No final do café, ele voltou a acariciar a cabeça dela. A aliança de casamento enganchou em um dos fios da peruca, que saiu na mão dele. Joana levou na brincadeira, gargalhou e olhou para o marido. Regis estava perplexo, com os olhos arregalados, a testa enrugada, como nas horas em poderia explodir e contava até dez.

Foi quando ele perguntou, sem perceber a redundância:

- É uma peruca?

- Regis, para de brincar. Você não percebeu?

- Não, não percebi. Se não consigo perceber que minha mulher usa peruca, fatalmente não enxergo outras coisas. Devo ser corno e não sei. Sou um corno desinformado.

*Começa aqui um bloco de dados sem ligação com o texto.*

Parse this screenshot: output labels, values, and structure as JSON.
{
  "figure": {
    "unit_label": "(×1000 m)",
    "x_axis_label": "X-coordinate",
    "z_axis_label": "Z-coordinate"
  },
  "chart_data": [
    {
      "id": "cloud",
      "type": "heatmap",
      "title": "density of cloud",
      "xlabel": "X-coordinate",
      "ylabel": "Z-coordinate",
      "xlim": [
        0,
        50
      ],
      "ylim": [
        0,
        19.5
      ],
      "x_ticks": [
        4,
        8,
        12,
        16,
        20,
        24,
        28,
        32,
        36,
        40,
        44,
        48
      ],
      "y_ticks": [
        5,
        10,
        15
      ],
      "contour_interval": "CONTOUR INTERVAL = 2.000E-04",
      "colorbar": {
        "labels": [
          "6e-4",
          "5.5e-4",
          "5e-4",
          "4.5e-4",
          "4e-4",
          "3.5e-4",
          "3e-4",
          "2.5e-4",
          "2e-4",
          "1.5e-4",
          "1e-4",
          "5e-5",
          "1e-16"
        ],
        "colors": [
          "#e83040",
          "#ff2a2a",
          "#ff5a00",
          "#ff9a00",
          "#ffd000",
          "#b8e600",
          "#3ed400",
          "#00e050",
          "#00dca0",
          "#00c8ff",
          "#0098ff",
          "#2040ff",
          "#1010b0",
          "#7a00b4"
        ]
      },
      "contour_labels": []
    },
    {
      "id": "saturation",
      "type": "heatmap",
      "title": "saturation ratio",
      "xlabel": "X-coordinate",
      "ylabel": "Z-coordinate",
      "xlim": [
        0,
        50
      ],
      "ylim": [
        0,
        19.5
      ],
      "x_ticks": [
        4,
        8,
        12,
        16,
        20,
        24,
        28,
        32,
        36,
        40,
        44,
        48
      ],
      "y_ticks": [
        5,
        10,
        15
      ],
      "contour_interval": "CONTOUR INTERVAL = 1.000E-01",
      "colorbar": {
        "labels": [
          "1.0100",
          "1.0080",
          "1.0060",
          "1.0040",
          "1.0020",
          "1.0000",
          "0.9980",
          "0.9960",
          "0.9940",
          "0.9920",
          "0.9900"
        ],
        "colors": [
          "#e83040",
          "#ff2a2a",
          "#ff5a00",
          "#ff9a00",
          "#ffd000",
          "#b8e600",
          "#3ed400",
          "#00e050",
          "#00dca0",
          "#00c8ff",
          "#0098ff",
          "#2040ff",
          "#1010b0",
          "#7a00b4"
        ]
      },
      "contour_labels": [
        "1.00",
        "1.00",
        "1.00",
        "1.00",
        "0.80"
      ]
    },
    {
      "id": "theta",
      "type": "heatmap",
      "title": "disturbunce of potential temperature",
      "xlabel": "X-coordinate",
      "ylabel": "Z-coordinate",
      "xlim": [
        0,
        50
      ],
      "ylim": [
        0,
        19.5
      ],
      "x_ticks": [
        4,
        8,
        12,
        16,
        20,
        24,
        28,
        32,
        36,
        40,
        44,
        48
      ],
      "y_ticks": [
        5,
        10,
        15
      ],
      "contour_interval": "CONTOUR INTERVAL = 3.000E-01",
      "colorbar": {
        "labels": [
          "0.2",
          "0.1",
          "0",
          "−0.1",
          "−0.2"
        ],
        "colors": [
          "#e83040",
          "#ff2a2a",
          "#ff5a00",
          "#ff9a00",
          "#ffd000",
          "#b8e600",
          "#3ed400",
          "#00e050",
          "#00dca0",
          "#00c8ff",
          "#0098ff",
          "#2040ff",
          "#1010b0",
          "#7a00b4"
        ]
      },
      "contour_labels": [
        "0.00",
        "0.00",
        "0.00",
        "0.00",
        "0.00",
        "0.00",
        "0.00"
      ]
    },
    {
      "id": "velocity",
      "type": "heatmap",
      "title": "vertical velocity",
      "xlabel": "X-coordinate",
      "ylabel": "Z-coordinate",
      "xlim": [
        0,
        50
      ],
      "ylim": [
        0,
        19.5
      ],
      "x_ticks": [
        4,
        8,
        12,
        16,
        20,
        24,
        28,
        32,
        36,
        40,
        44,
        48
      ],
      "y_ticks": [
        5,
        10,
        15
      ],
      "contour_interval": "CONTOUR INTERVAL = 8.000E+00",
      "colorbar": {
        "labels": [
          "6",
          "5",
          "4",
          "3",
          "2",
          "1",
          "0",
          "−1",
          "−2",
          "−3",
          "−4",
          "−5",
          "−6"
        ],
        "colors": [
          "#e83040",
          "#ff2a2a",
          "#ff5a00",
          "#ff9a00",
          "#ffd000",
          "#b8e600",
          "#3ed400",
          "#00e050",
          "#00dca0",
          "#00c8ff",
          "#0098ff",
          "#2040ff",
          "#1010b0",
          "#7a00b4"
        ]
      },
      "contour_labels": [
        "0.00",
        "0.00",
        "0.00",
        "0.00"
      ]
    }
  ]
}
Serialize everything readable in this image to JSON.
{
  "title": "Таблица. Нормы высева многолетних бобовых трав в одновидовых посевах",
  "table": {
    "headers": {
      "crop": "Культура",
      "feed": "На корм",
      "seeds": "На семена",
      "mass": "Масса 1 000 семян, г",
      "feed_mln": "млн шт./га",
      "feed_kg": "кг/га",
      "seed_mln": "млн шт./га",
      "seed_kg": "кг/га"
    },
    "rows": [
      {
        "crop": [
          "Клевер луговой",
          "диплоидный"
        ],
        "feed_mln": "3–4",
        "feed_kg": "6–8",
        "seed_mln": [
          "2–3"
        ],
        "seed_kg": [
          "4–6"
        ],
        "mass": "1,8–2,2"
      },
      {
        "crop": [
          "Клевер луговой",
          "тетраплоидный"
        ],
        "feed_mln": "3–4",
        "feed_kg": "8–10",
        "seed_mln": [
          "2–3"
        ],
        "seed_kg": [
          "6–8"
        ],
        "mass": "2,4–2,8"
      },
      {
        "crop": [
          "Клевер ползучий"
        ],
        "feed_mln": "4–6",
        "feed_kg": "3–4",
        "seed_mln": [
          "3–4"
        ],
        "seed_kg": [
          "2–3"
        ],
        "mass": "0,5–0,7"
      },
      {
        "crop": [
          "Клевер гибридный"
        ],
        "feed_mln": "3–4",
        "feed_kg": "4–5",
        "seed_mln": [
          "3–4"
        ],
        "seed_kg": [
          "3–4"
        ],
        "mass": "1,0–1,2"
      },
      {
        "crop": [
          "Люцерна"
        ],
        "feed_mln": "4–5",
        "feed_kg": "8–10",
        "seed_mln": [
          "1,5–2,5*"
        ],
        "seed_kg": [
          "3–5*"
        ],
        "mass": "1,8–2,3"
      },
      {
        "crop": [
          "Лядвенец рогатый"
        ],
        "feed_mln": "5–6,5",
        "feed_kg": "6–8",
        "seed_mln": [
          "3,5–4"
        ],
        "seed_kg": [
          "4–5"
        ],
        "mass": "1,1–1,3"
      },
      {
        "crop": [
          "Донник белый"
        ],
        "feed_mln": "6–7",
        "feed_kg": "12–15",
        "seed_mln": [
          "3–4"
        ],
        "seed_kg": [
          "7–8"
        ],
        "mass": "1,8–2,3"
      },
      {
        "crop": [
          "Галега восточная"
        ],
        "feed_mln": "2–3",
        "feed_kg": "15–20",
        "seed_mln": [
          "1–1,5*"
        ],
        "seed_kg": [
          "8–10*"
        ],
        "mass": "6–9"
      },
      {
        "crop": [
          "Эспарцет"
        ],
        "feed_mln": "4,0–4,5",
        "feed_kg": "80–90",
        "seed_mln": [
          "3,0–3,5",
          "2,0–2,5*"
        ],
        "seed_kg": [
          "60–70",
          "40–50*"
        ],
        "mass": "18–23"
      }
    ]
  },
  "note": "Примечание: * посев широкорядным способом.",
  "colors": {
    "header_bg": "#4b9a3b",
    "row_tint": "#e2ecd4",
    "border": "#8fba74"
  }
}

Antes que ela respondesse, ele se levantou e foi para o chuveiro. Sozinho!

Ilustração: DACOSTA

Comentários

alano_luiz disse…
Grande texto, uma passagem bem interessante da vida privada, penso que alguns casais vivenciam estas situações ao longo da vida a dois, professor sua descrição é perfeita e qundo o problema do relacionamento e a monotonia e posto,torna-se algo muito criativo, parabéns um belo texto para começar o dia e lembrar de como a mulher mereçe uma atenção especial sempre.
Unknown disse…
O grande x da questão é que toda relação é um contante crescer, mudar, amadurecer, nem mesmo os cabelos crescem e ficam perfeitos de um dia para o outro, assim como as relações amorosas. Fato é que perceber e principalmente acompanhar essa evolução é o grande truque que a felicidade pede!!!
Nesse caso o corno não é o último a saber, mas é o que vive no "piloto automático", olhar sem ver é defeito de egoístas, sejam de qualquer sexo, cor ou religião!!!
Anônimo disse…
Apesar do texto muito bem escrito, parece mais uma sátira sobre a mulher. Como se a única coisa que a mulher sabe fazer é ir ao salão de beleza, desculpe, à clínica de estética.
É como se elas fossem culpadas pela distração e distanciamento dos maridos, namorados ou ficantes.
Nestes casos as chances do marido se tornar um corno desinformado é grande.
Tirando essas coisas o resto está ótimo!
Parabéns.
Respeito a interpretação, mas - em momento algum - o texto apresenta a intenção de responsabilizar as mulheres pelo comportamento dos maridos. A responsabilidade é deles.